Re: [RFC] bpf: add bpf_link support for BPF_NETFILTER programs

Alexei Starovoitov <alexei.starovoitov@xxxxxxxxx> · Mon, 30 Jan 2023 13:44:42 -0800

On Mon, Jan 30, 2023 at 07:01:15PM +0100, Florian Westphal wrote:
> Toke Høiland-Jørgensen <toke@xxxxxxxxxx> wrote:
> > > Is BPF_LINK the right place?  Hook gets removed automatically if the calling program
> > > exits, afaict this is intended.

Yes. bpf_link is the right model.
I'd also allow more than one BPF_NETFILTER prog at the hook.
When Daniel respins his tc bpf_link set there will be a way to do that
for tc and hopefully soon for xdp.
For netfilter hook we can use the same approach.

> > 
> > Yes, this is indeed intended for bpf_link. This plays well with
> > applications that use the API and stick around (because things get
> > cleaned up after them automatically even if they crash, say), but it
> > doesn't work so well for programs that don't (which, notably, includes
> > command line utilities like 'nft').
> 
> Right, but I did not want to create a dependency on nfnetlink or
> nftables netlink right from the start.
> 
> > For XDP and TC users can choose between bpf_link and netlink for
> > attachment and get one of the two semantics (goes away on close or stays
> > put). Not sure if it would make sense to do the same for nftables?
> 
> For nftables I suspect that, if nft can emit bpf, it would make sense to
> pass the bpf descriptor together with nftables netlink, i.e. along with
> the normal netlink data.
> 
> nftables kernel side would then know to use the bpf prog for the
> datapath instead of the interpreter and could even fallback to
> interpreter.
> 
> But for the raw hook use case that Alexei and Daniel preferred (cf.
> initial proposal to call bpf progs from nf_tables interpreter) I think
> that there should be no nftables dependency.
> 
> I could add a new nfnetlink subtype for nf-bpf if bpf_link is not
> appropriate as an alternative.

Let's start with bpf_link and figure out netlink path when appropriate.
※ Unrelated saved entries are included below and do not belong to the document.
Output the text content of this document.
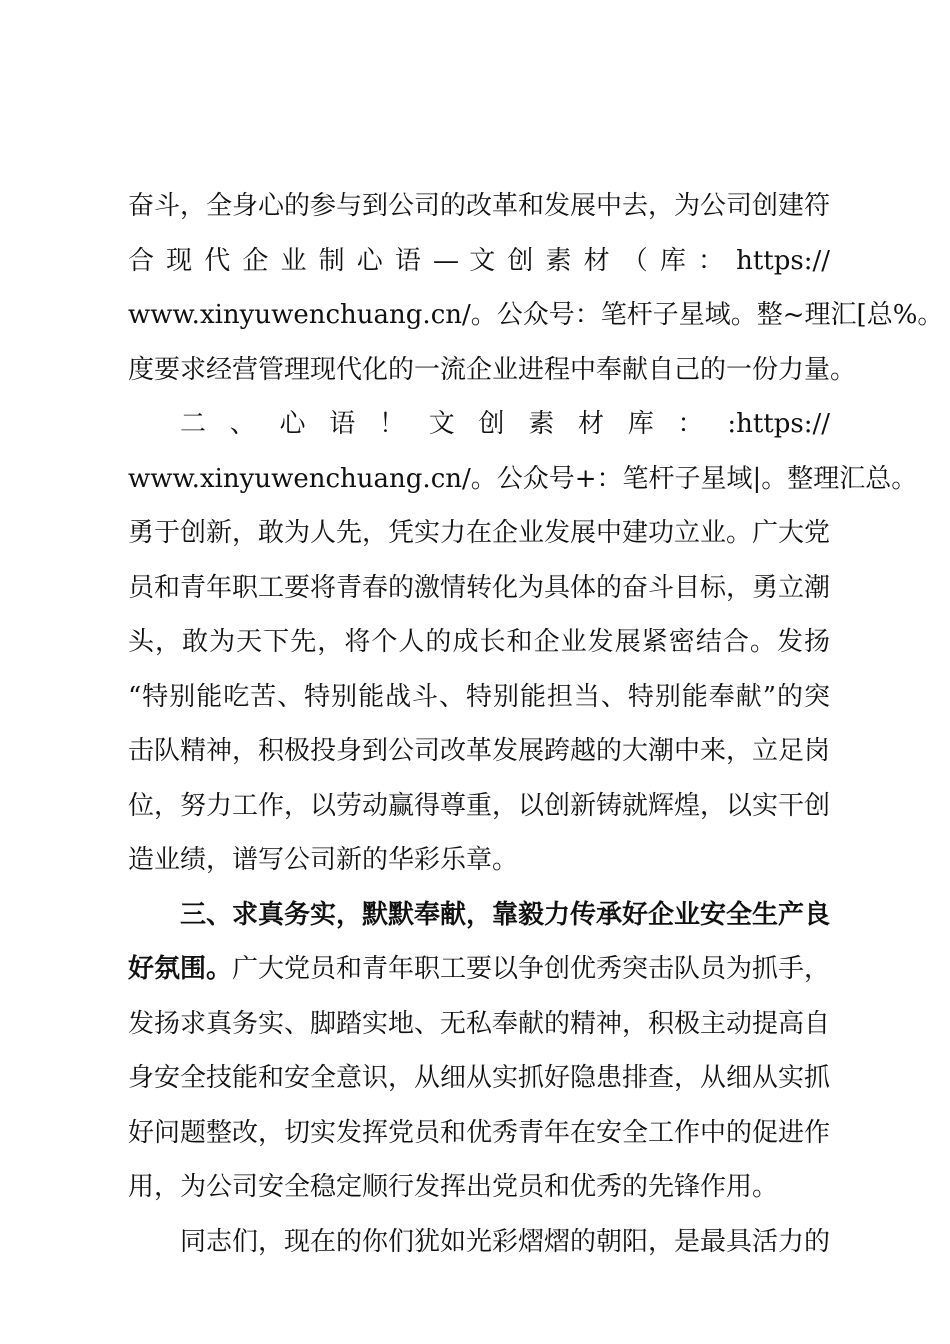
奋斗，全身心的参与到公司的改革和发展中去，为公司创建符
合 现 代 企 业 制 心 语 — 文 创 素 材 （ 库 ： https://
www.xinyuwenchuang.cn/。公众号：笔杆子星域。整~理汇[总%。
度要求经营管理现代化的一流企业进程中奉献自己的一份力量。
二 、 心 语 ！ 文 创 素 材 库 ： :https://
www.xinyuwenchuang.cn/。公众号+：笔杆子星域|。整理汇总。
勇于创新，敢为人先，凭实力在企业发展中建功立业。广大党
员和青年职工要将青春的激情转化为具体的奋斗目标，勇立潮
头，敢为天下先，将个人的成长和企业发展紧密结合。发扬
“特别能吃苦、特别能战斗、特别能担当、特别能奉献”的突
击队精神，积极投身到公司改革发展跨越的大潮中来，立足岗
位，努力工作，以劳动赢得尊重，以创新铸就辉煌，以实干创
造业绩，谱写公司新的华彩乐章。
三、求真务实，默默奉献，靠毅力传承好企业安全生产良
好氛围。广大党员和青年职工要以争创优秀突击队员为抓手，
发扬求真务实、脚踏实地、无私奉献的精神，积极主动提高自
身安全技能和安全意识，从细从实抓好隐患排查，从细从实抓
好问题整改，切实发挥党员和优秀青年在安全工作中的促进作
用，为公司安全稳定顺行发挥出党员和优秀的先锋作用。
同志们，现在的你们犹如光彩熠熠的朝阳，是最具活力的
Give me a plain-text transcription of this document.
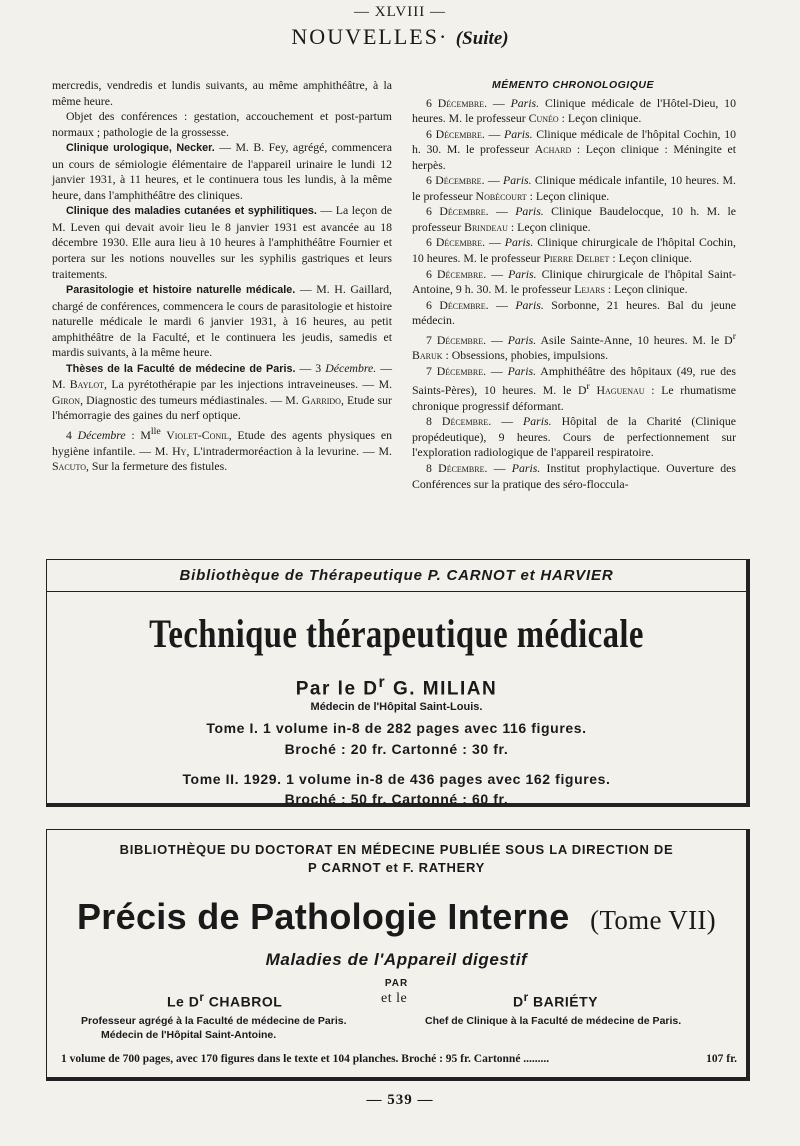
— XLVIII —
NOUVELLES· (Suite)

mercredis, vendredis et lundis suivants, au même amphithéâtre, à la même heure.

Objet des conférences : gestation, accouchement et post-partum normaux ; pathologie de la grossesse.

Clinique urologique, Necker. — M. B. Fey, agrégé, commencera un cours de sémiologie élémentaire de l'appareil urinaire le lundi 12 janvier 1931, à 11 heures, et le continuera tous les lundis, à la même heure, dans l'amphithéâtre des cliniques.

Clinique des maladies cutanées et syphilitiques. — La leçon de M. Leven qui devait avoir lieu le 8 janvier 1931 est avancée au 18 décembre 1930. Elle aura lieu à 10 heures à l'amphithéâtre Fournier et portera sur les notions nouvelles sur les syphilis gastriques et leurs traitements.

Parasitologie et histoire naturelle médicale. — M. H. Gaillard, chargé de conférences, commencera le cours de parasitologie et histoire naturelle médicale le mardi 6 janvier 1931, à 16 heures, au petit amphithéâtre de la Faculté, et le continuera les jeudis, samedis et mardis suivants, à la même heure.

Thèses de la Faculté de médecine de Paris. — 3 Décembre. — M. Baylot, La pyrétothérapie par les injections intraveineuses. — M. Giron, Diagnostic des tumeurs médiastinales. — M. Garrido, Etude sur l'hémorragie des gaines du nerf optique.

4 Décembre : $M^{lle}$ Violet-Conil, Etude des agents physiques en hygiène infantile. — M. Hy, L'intradermoréaction à la levurine. — M. Sacuto, Sur la fermeture des fistules.

MÉMENTO CHRONOLOGIQUE

6 Décembre. — Paris. Clinique médicale de l'Hôtel-Dieu, 10 heures. M. le professeur Cunéo : Leçon clinique.

6 Décembre. — Paris. Clinique médicale de l'hôpital Cochin, 10 h. 30. M. le professeur Achard : Leçon clinique : Méningite et herpès.

6 Décembre. — Paris. Clinique médicale infantile, 10 heures. M. le professeur Nobécourt : Leçon clinique.

6 Décembre. — Paris. Clinique Baudelocque, 10 h. M. le professeur Brindeau : Leçon clinique.

6 Décembre. — Paris. Clinique chirurgicale de l'hôpital Cochin, 10 heures. M. le professeur Pierre Delbet : Leçon clinique.

6 Décembre. — Paris. Clinique chirurgicale de l'hôpital Saint-Antoine, 9 h. 30. M. le professeur Lejars : Leçon clinique.

6 Décembre. — Paris. Sorbonne, 21 heures. Bal du jeune médecin.

7 Décembre. — Paris. Asile Sainte-Anne, 10 heures. M. le $D^r$ Baruk : Obsessions, phobies, impulsions.

7 Décembre. — Paris. Amphithéâtre des hôpitaux (49, rue des Saints-Pères), 10 heures. M. le $D^r$ Haguenau : Le rhumatisme chronique progressif déformant.

8 Décembre. — Paris. Hôpital de la Charité (Clinique propédeutique), 9 heures. Cours de perfectionnement sur l'exploration radiologique de l'appareil respiratoire.

8 Décembre. — Paris. Institut prophylactique. Ouverture des Conférences sur la pratique des séro-floccula-

Bibliothèque de Thérapeutique P. CARNOT et HARVIER
Technique thérapeutique médicale
Par le $D^r$ G. MILIAN
Médecin de l'Hôpital Saint-Louis.
Tome I. 1 volume in-8 de 282 pages avec 116 figures.
Broché : 20 fr. Cartonné : 30 fr.
Tome II. 1929. 1 volume in-8 de 436 pages avec 162 figures.
Broché : 50 fr. Cartonné : 60 fr.
BIBLIOTHÈQUE DU DOCTORAT EN MÉDECINE PUBLIÉE SOUS LA DIRECTION DE
P CARNOT et F. RATHERY
Précis de Pathologie Interne (Tome VII)
Maladies de l'Appareil digestif
PAR
Le $D^r$ CHABROL	et le	$D^r$ BARIÉTY
Professeur agrégé à la Faculté de médecine de Paris.
Médecin de l'Hôpital Saint-Antoine.
Chef de Clinique à la Faculté de médecine de Paris.
1 volume de 700 pages, avec 170 figures dans le texte et 104 planches. Broché : 95 fr. Cartonné .........	107 fr.
— 539 —
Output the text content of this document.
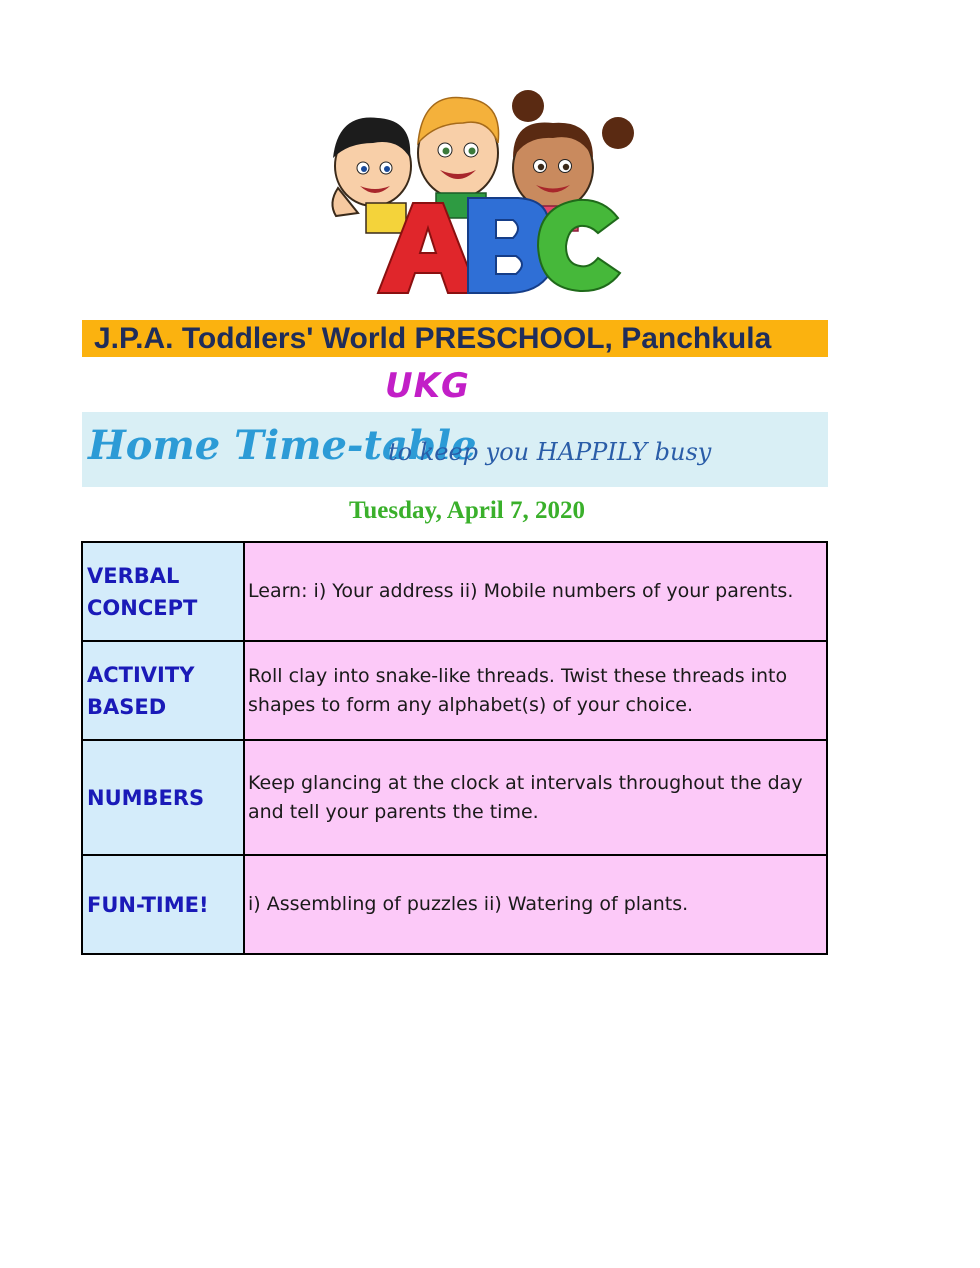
J.P.A. Toddlers' World PRESCHOOL, Panchkula
UKG
Home Time-table
to keep you HAPPILY busy
Tuesday, April 7, 2020
VERBAL
CONCEPT	Learn: i) Your address ii) Mobile numbers of your parents.

ACTIVITY
BASED	Roll clay into snake-like threads. Twist these threads into shapes to form any alphabet(s) of your choice.

NUMBERS	Keep glancing at the clock at intervals throughout the day and tell your parents the time.

FUN-TIME!	i) Assembling of puzzles ii) Watering of plants.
> > > Should a program running in init_netns be allowed to attach hooks in other netns too?
> > >
> > > I could do what BPF_LINK_TYPE_NETNS is doing and fetch net via
> > > get_net_ns_by_fd(attr->link_create.target_fd);
> > 
> > We don't allow that for any other type of BPF program; the expectation
> > is that the entity doing the attachment will move to the right ns first.
> > Is there any particular use case for doing something different for
> > nftables?
> 
> Nope, not at all.  I was just curious.  So no special handling for
> init_netns needed, good.
> 
> > > For the actual BPF_NETFILTER program type I plan to follow what the bpf
> > > flow dissector is doing, i.e. pretend prototype is
> > >
> > > func(struct __sk_buff *skb)
> > >
> > > but pass a custom program specific context struct on kernel side.
> > > Verifier will rewrite accesses as needed.
> > 
> > This sounds reasonable, and also promotes code reuse between program
> > types (say, you can write some BPF code to parse a packet and reuse it
> > between the flow dissector, TC and netfilter).
> 
> Ok, thanks.
> 
> > > Things like nf_hook_state->in (net_device) could then be exposed via
> > > kfuncs.
> > 
> > Right, so like:
> > 
> > state = bpf_nf_get_hook_state(ctx); ?
> > 
> > Sounds OK to me.
> 
> Yes, something like that.  Downside is that the nf_hook_state struct
> is no longer bound by any abi contract, but as I understood it thats
> fine.

I'd steer clear from new abi-s.
Don't look at uapi __sk_buff model. It's not a great example to follow.
Just pass kernel nf_hook_state into bpf prog and let program deal
with changes to it via CORE.
The prog will get a defition of 'struct nf_hook_state' from vmlinux.h
or via private 'struct nf_hook_state___flavor' with few fields defined
that prog wants to use. CORE will deal with offset adjustments.
That's a lot less kernel code. No need for asm style ctx rewrites.
Just see how much kernel code we already burned on *convert_ctx_access().
We cannot remove this tech debt due to uapi.
When you pass struct nf_hook_state directly none of it is needed.